Le plan d’eau à Metz prêtera son cadre aux éclats du feu d’artifice. Photo archives RL/Karim SIARI
Un artificier ne prend jamais ses vacances le 14 juillet.
DOSSIER
« Sur deux jours, les 13 et 14 juillet, nous réalisons les deux tiers de notre chiffre d’affaires annuel », révèle Frédéric Ferrara, président de la société Embrasia, à Fameck. Pour ce week-end, son entreprise a décroché une cinquantaine de contrats à travers la grande région. Pour les honorer, il fait appel à des vacataires qu’il a préalablement formés.
Le plus gros : celui conclu avec la Ville de Metz. 30 000 € TTC. Un marché que de nombreux concurrents rêvaient de remporter. « Nous étions une dizaine sur les rangs », sourit Frédéric Ferrara. Pourtant, ce n’est pas le contrat le plus juteux qui soit. « 30 000 €, pour une ville comme Metz, ce n’est pas énorme, observe-t-il. Même Thionville dépense plus par exemple. D’autres grandes villes sont bien au-dessus. »

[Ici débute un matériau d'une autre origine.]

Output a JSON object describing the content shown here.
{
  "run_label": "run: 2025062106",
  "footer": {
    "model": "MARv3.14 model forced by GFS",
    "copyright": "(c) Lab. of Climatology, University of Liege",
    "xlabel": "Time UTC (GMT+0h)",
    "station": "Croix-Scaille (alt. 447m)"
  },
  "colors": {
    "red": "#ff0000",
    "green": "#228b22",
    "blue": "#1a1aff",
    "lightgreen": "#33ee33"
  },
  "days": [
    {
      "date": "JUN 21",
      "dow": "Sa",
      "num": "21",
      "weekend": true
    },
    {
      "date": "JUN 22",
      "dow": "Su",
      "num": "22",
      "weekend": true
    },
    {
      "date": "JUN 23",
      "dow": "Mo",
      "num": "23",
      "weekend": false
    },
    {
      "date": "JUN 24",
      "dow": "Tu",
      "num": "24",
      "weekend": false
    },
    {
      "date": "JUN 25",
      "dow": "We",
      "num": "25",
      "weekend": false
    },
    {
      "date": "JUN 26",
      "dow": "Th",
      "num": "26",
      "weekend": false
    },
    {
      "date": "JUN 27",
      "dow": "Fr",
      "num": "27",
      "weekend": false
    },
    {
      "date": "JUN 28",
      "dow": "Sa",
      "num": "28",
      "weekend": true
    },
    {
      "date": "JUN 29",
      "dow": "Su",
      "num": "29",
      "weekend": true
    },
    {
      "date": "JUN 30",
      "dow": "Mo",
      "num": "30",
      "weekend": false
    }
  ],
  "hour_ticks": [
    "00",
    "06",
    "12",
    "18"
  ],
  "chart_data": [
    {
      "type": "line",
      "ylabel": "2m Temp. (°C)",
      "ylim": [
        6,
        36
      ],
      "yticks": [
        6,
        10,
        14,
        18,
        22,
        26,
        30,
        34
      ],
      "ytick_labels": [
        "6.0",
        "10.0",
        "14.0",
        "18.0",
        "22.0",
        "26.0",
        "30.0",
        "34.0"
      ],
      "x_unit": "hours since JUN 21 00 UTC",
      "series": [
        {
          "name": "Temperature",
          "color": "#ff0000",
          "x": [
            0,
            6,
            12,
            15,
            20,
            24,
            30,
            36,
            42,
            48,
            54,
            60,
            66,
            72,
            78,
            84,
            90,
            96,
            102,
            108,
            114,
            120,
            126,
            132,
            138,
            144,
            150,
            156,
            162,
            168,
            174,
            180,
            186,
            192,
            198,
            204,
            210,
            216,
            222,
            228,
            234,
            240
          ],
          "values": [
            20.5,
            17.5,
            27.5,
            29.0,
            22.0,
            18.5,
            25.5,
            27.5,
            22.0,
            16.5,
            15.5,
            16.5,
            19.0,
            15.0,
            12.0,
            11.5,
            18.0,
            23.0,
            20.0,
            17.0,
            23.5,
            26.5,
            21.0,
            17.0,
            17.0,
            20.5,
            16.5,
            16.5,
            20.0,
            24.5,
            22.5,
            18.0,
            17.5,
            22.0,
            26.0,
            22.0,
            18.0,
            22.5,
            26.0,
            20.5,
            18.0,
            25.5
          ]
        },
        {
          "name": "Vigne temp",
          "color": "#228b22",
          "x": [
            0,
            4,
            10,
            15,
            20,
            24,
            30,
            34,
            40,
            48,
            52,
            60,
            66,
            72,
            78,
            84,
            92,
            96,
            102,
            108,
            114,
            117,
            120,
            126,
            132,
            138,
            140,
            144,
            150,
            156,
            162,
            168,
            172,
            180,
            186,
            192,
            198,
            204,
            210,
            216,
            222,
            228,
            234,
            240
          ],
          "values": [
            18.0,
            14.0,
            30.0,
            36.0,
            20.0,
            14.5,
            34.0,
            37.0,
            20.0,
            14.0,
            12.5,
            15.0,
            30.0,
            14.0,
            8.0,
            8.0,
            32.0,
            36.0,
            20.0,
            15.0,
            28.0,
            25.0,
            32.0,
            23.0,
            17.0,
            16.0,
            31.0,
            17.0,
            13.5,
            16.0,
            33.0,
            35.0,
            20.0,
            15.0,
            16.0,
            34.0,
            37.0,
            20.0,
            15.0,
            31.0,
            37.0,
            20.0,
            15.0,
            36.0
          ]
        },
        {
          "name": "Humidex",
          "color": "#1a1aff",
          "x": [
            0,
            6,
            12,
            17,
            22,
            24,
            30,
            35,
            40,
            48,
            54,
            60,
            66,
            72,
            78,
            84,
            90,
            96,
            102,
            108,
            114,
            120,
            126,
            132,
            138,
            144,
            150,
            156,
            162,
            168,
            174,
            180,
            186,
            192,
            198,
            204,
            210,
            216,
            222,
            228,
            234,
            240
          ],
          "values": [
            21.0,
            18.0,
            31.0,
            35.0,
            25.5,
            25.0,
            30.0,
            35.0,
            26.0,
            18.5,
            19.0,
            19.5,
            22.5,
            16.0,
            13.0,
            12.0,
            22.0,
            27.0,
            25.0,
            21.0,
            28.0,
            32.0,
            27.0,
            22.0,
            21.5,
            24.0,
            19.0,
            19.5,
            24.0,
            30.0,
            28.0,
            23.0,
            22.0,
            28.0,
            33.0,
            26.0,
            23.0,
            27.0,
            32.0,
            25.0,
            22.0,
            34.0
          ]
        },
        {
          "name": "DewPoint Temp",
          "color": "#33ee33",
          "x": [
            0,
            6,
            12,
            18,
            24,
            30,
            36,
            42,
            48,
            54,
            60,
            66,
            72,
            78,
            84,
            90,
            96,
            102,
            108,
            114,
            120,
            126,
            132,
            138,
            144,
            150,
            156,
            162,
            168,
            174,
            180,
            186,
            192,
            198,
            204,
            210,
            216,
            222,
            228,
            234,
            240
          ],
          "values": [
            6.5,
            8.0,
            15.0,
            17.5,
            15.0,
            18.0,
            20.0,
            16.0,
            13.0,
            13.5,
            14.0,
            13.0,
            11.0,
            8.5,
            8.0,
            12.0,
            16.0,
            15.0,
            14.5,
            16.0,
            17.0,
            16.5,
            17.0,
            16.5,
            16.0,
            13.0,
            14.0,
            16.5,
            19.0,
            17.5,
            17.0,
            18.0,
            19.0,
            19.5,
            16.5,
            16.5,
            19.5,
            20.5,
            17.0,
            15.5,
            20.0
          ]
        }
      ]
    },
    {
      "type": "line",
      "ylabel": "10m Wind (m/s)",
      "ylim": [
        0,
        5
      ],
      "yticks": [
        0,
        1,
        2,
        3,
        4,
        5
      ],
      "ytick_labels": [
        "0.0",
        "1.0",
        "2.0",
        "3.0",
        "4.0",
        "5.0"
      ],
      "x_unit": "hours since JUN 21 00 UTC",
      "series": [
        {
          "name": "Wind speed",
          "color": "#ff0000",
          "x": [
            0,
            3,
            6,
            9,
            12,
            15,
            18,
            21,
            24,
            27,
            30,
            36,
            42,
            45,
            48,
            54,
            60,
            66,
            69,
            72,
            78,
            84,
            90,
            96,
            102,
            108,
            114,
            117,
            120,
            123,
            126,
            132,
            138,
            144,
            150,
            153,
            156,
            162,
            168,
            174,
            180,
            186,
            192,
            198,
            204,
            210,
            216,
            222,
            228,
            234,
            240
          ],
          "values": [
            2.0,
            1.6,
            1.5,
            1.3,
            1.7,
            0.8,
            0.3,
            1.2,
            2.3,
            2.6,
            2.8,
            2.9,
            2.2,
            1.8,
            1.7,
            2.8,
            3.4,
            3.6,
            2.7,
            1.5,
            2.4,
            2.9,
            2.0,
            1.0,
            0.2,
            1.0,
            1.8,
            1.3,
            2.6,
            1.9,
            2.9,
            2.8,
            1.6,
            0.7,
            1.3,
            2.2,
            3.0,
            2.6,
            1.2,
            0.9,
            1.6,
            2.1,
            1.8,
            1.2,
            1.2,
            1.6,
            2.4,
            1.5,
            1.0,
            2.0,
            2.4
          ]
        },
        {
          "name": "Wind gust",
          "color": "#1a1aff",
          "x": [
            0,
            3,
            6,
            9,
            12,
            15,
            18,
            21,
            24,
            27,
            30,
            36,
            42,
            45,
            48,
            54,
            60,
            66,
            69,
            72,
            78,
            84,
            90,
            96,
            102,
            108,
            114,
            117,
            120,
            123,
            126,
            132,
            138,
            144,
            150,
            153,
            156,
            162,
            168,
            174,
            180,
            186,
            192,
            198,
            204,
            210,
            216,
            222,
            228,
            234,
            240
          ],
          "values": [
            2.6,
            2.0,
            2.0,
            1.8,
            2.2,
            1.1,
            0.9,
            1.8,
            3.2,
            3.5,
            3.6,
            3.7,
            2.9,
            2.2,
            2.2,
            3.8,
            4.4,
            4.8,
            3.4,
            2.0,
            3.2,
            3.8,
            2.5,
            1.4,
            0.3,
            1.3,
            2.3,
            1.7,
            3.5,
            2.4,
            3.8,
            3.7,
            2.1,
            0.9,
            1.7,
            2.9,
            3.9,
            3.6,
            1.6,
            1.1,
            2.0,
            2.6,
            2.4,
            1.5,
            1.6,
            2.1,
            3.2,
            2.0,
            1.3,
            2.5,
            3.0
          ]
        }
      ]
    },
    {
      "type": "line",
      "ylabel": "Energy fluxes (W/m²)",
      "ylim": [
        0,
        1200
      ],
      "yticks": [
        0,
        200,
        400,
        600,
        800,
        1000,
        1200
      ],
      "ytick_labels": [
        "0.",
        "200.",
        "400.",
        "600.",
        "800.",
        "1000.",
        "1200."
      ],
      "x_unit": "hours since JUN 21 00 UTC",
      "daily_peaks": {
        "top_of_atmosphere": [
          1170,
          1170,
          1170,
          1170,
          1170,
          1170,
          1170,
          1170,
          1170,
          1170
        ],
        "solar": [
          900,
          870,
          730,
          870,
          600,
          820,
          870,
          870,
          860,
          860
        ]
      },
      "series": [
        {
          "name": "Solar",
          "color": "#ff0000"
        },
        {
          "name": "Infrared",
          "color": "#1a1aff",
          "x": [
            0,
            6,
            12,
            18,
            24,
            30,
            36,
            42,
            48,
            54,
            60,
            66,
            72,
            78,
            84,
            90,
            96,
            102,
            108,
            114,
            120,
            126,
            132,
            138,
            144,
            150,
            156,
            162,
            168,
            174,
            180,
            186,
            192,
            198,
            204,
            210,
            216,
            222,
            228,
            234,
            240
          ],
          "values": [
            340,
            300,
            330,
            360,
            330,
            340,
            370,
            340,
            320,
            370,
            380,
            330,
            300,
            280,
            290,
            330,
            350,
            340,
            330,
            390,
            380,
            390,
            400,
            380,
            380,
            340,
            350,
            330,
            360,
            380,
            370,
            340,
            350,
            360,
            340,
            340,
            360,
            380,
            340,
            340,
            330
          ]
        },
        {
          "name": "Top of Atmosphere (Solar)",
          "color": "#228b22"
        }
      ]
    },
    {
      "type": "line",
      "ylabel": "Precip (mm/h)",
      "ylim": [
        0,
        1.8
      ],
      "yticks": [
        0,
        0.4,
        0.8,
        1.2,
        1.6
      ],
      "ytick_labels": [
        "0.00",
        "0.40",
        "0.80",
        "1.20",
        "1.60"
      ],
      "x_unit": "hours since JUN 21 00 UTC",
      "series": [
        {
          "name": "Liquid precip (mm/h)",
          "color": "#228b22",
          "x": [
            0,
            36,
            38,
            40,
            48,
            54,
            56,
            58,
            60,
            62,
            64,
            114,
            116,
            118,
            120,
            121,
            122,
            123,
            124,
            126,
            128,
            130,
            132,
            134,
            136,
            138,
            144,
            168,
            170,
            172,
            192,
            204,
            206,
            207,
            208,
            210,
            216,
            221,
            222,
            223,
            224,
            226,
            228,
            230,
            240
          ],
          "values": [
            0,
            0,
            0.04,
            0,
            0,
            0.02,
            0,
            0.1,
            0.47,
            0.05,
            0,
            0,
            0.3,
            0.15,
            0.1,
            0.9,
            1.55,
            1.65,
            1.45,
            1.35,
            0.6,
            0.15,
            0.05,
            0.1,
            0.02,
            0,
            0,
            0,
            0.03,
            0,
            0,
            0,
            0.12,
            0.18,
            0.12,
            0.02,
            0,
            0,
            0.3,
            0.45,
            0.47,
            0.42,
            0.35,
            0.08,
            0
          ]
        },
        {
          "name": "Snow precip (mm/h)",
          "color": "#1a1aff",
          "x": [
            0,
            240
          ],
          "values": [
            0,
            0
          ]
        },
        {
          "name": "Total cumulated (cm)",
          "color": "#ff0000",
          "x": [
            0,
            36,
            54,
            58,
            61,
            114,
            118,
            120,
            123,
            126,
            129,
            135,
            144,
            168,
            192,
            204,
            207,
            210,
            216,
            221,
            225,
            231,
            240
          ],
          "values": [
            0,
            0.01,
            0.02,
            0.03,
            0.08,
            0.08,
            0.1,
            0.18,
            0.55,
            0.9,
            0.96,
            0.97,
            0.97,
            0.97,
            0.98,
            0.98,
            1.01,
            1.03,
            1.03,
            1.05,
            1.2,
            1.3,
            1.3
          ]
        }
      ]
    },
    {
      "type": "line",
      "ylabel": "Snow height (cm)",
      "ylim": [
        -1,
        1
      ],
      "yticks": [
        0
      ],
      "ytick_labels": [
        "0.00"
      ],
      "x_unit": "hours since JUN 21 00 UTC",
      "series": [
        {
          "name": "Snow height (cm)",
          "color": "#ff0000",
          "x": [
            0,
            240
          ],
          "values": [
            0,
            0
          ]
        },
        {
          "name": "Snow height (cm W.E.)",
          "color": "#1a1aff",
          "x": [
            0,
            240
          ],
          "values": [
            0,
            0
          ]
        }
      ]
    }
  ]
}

1 296 bombes et plus de 10 000 projectiles
Mais si tous les artificiers se battent pour tirer le feu d’artifice du 14-Juillet messin, c’est surtout dans l’optique de décrocher un autre contrat beaucoup plus lucratif : le feu d’artifice de la fête de la mirabelle. « C’est clairement un de nos objectifs, admet l’entrepreneur de Fameck. Metz peut dépenser trois fois plus pour les fêtes de la mirabelle que pour le 14-Juillet, constate Frédéric Ferrara. Certaines années, le budget du feu d’artifice de la Mirabelle tournait autour des 100 000 €. C’est énorme. De quoi faire quelque chose d’exceptionnel. »
Dimanche soir, pour en mettre plein la vue à tout le monde et gagner des points dans la course au Graal, il va donc faire exploser 1 296 bombes et lancer 10 840 projectiles dans le ciel messin, pour ce qui sera « l’un des plus gros feux d’artifice du 14-Juillet tiré à Metz ».
Pourtant, il déplore que ces chiffres soient devenus un argument commercial dans ce business. « Lorsqu’une grande ville organise un feu d’artifice, les critères de sélection sont de trois natures : le prix, les moyens humains et techniques mis en place et l’esthétique, détaille Frédéric Ferrara. Mais ce dernier critère est très subjectif. En fait, les décideurs ne regardent que deux choses : la quantité de matière et la durée du feu. Et là-dessus, il y a de la malhonnêteté dans la profession. Certains annoncent beaucoup plus de bombes qu’ils n’en tirent effectivement. »
« Et puis il y a bombe et bombe, poursuit l’artificier. Je peux vous tirer un tableau de 50 bombes fabriquées en Italie ou en Espagne qui seront beaucoup plus jolies que 150 bombes importées de Chine… »
Dans cette course à la quantité et à la durée, Frédéric Ferrara se sent un peu bridé : « Notre spécialité, c’est la mise en musique et la synchronisation des feux d’artifice. Nous sommes capables de faire des choses magnifiques, avec des tirs programmés à deux dixièmes de secondes près. Mais je n’ai pas l’impression que cette performance technique et artistique intéresse beaucoup ceux qui commandent les feux… Ils préfèrent souvent quelque chose de plus simple, avec plus de poudre. »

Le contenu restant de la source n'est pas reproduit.